Наблюдательный Стась Мнишек был из немногих, кто знал, что целовать иконе надо длань по православному обычаю. Но на приподнятой перед ним длани Мнишек увидел три привздетых расслабленно перста и два поджатых, большим нагнетен безымянный. И ротмистр кощунственно фыркнул: ему показалось, Спаситель сейчас щелкнет его по носу.
Еще попозже Стась подметил, что различие способов, которыми поляки и русские звонят в часовнях, похоже на различие их же манер писать и разговаривать. Польша думает, а рассуждение чувств Руси колоколом неуклонным стоит. Поляки так и сяк раскачивают – на цивильных рычагах – свой колоколец вокруг своего языка. Напротив, чтобы коснуться языком тяжкого русского колокола, русскому звонарю нужно раскачать сам язык.
Отпраздновав еще один день, все высокие гости взошли на москворецкую стену – насладиться видами ночной Москвы. Но вокруг впотьмах уже не было города – не было, вообще, ничего такого, что сравниться могло с божественными небесами над темной земной головой.
Поневоле вельможи, художники их и пииты, осудив беглым вздохом нижнюю дичь, принялись выражать небеса. Лука Килиан объявил, что луна – китаянка в чернейших, усыпанных алмазиками волосах.
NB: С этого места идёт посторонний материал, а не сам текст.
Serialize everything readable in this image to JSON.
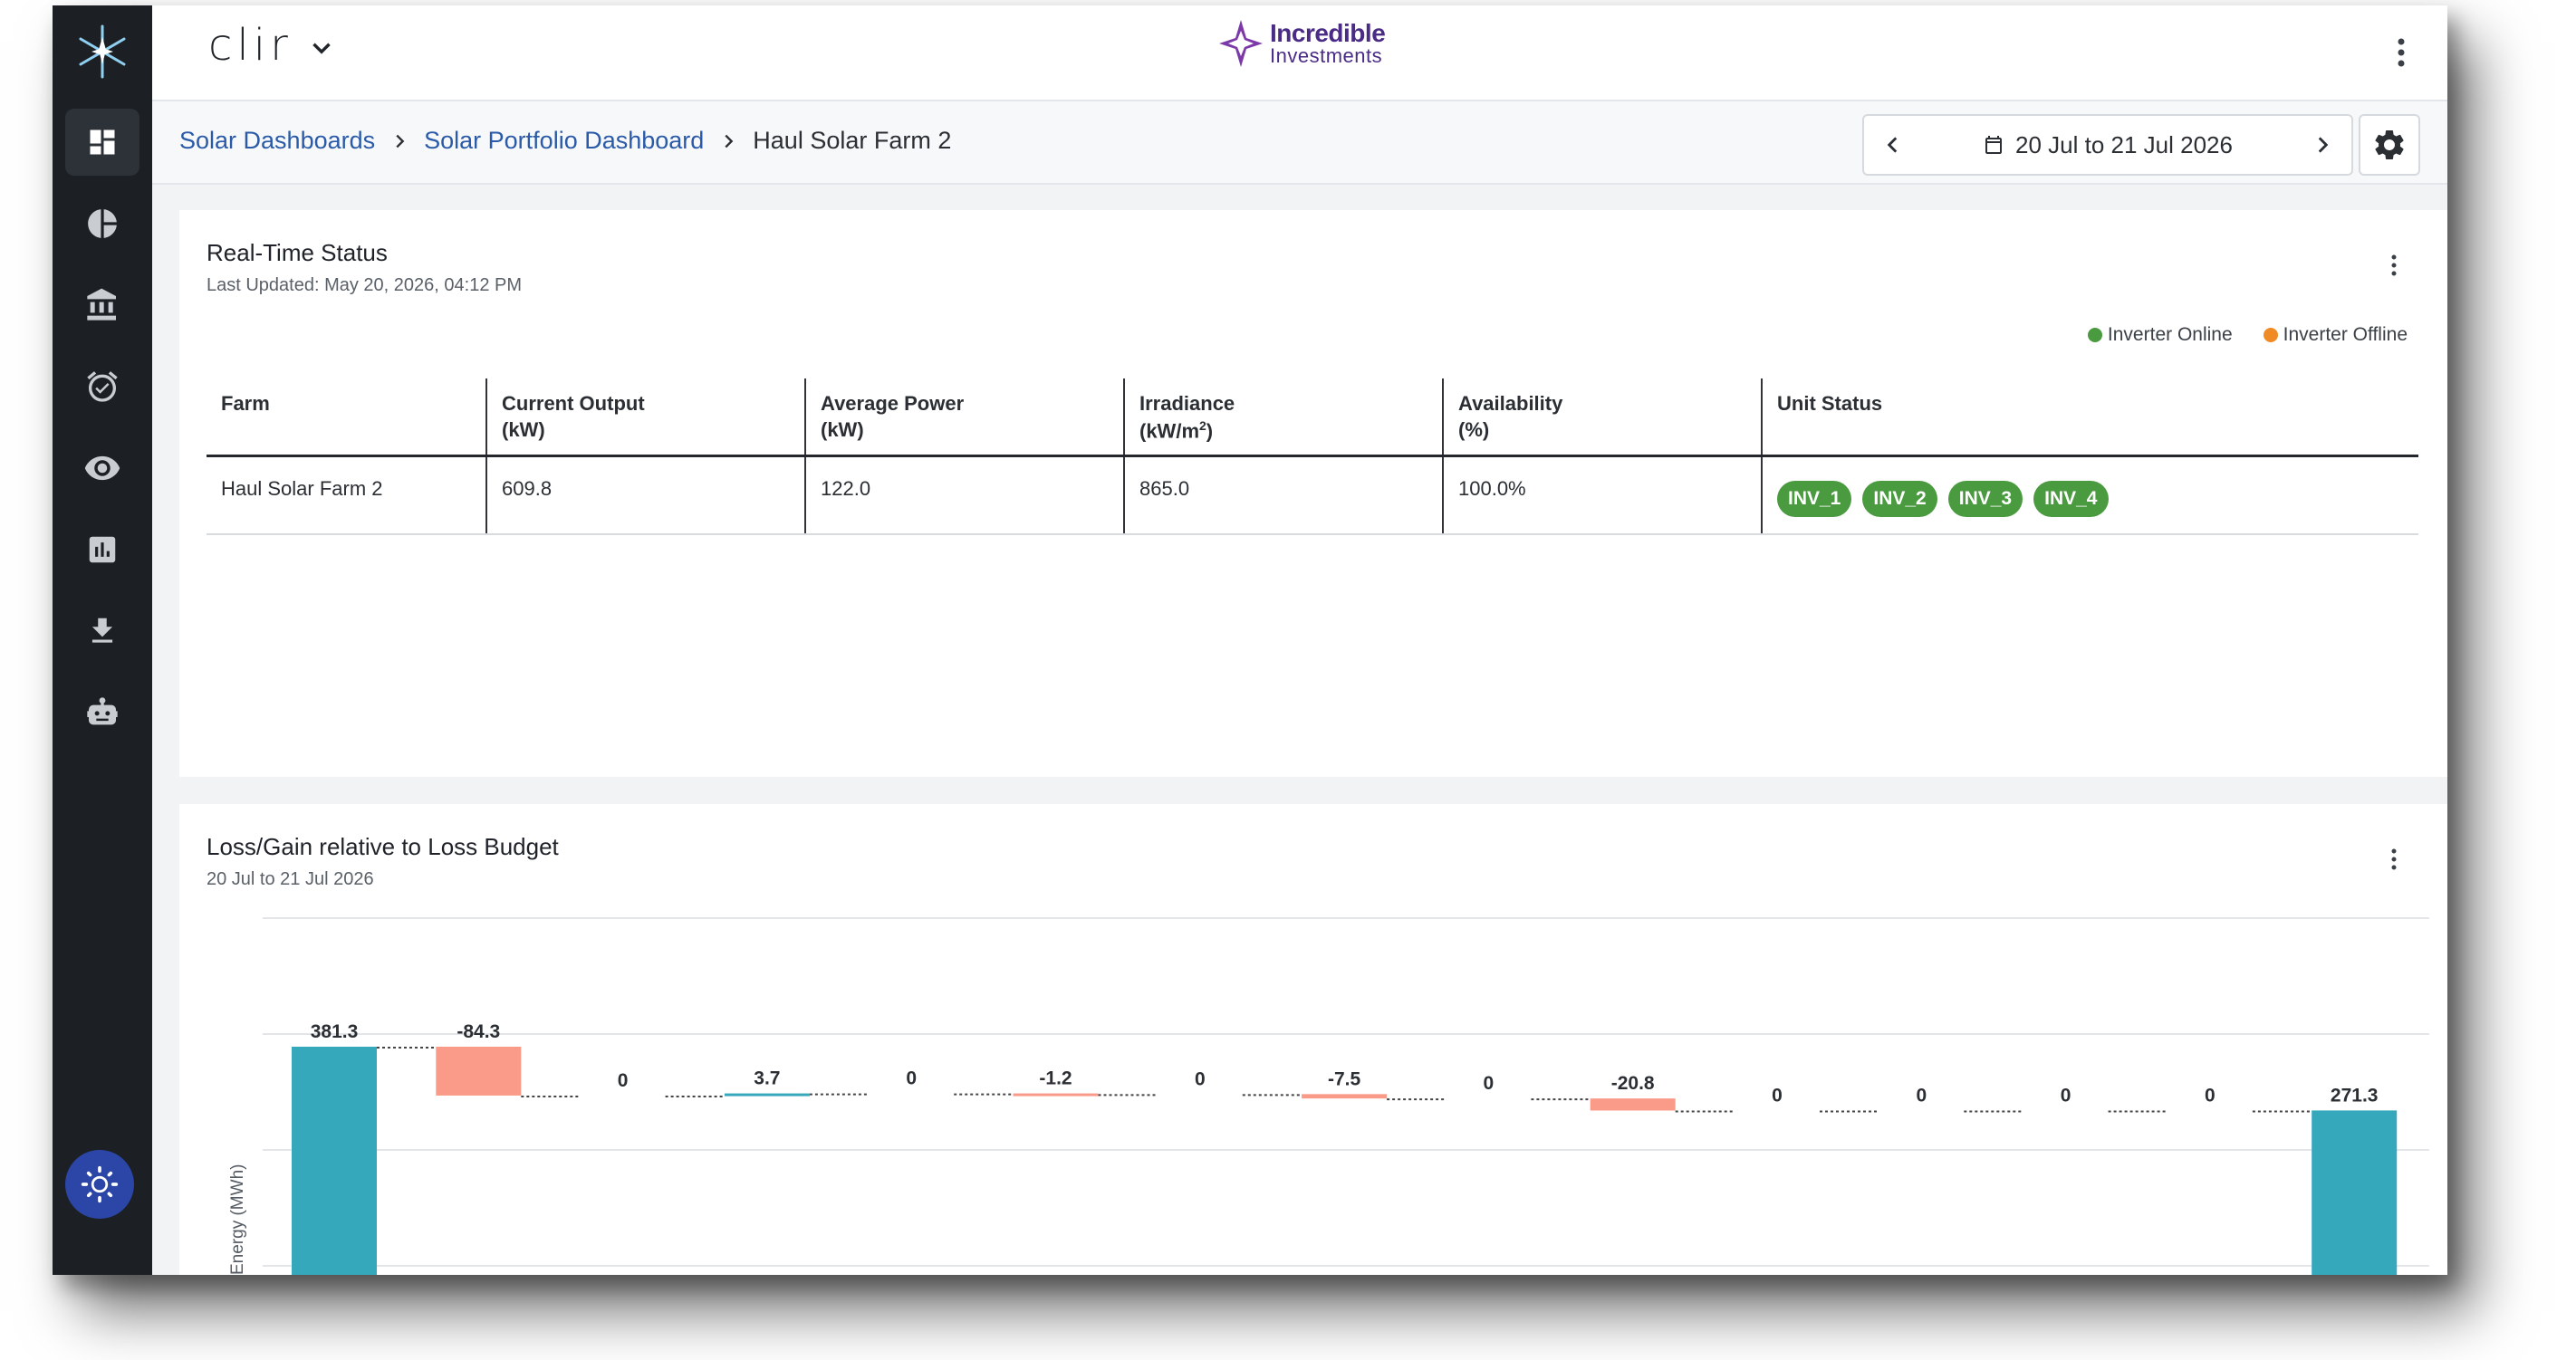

Нет, сказал кто-то (на русском, без малого акцента), небо – грудь молодой арапчанки, огромная, набухшая, стреляющая точно – в рот, в глаза отовсюду – ровными струйками нескончаемого молока.
Над другой, не чувственной – а умной группой на стене шел поиск в ночных сферах Сириуса, Персея, Рыб и Львов, но определенно завис только вечно сухой ковшик.
Внизу, мерцая, как котовым оком, фонарем, прошел караул – в молчании. Но, сменив друзей, сел и запел – видимо, узрел тоже ясные звезды.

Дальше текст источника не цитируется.